The aim of this study was to present the hepatic histopathologic findings on autopsy in patients who had hematologic malignancies and fungal infections and had received L-AMB or ABLC.


This study was conducted at The University of Texas M.D. Anderson Cancer Center, Houston, Texas. Records from 1995 to 2004 of patients who had received L-AMB or ABLC for > or =7 days, within 30 days before death, were reviewed by 1 investigator. Hepatic autopsy slides were independently reviewed by another investigator (pathologist) in a blinded fashion. Histopathologic evidence of amphotericin-related hepatotoxicity was predetermined based on histopathologic abnormalities reported in animal studies (eg, macrophage vacuolation, multifocal hepatocellular necrosis). Based on data from animal studies and in view of the lack of studies in humans, multifocal necrosis, fatty infiltration, macrophage vacuolation, and/or "foamy macrophage" accumulation were all considered histopathologic abnormalities associated with the use of lipid formulations of AMB.

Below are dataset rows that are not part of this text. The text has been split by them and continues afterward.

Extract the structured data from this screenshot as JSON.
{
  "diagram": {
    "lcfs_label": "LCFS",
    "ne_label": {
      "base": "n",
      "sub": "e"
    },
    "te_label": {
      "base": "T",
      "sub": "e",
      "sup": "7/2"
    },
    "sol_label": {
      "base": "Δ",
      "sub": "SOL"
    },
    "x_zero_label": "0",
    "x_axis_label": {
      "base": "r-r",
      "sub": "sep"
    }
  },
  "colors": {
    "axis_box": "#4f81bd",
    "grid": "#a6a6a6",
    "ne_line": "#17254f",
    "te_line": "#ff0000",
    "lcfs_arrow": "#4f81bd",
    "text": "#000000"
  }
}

Data from 64 patients were included (32 patients per group). The demographic characteristics were comparable between the ABLC and L-AMB groups (median ages, 47.5 and 53.0 years, respectively; male, 44% and 53%; white, 75% and 78%; median weight, 67 and 78 kg; active underlying malignancy, 84% and 78%). There were no significant between-group differences in cumulative dose (6 and 7 g), median daily dose (both, 5 mg/kg), or median duration of treatment (19.5 and 19.0 days). Abnormal results (>5 x from baseline) on LFT were found in 12 (38%) and 10 (31%) patients who received ABLC and L-AMB, respectively, but these findings were thought to be associated with concomitant use of triazoles (4/12 [33%] and 1/10 [10%] patients, respectively), hepatotoxic antibiotics (8/12 [67%] and 5/10 [50%]), and/or other hepatotoxic medications (2/12 [17%] and 1/10 [10%]). Nonspecific abnormalities were observed on histopathology in 94% of patients. There was no evidence of histopathologic abnormalities reported in animal toxicity studies of lipid AMB, such as macrophage vacuolation or multifocal hepatocellular necrosis.


Although abnormal results on LFT and/or histopathologic changes in liver were found in 92% of these debilitated patients with hematologic malignancy, direct histopathologic evidence of toxicity associated with lipid formulations of AMB was not established in our study.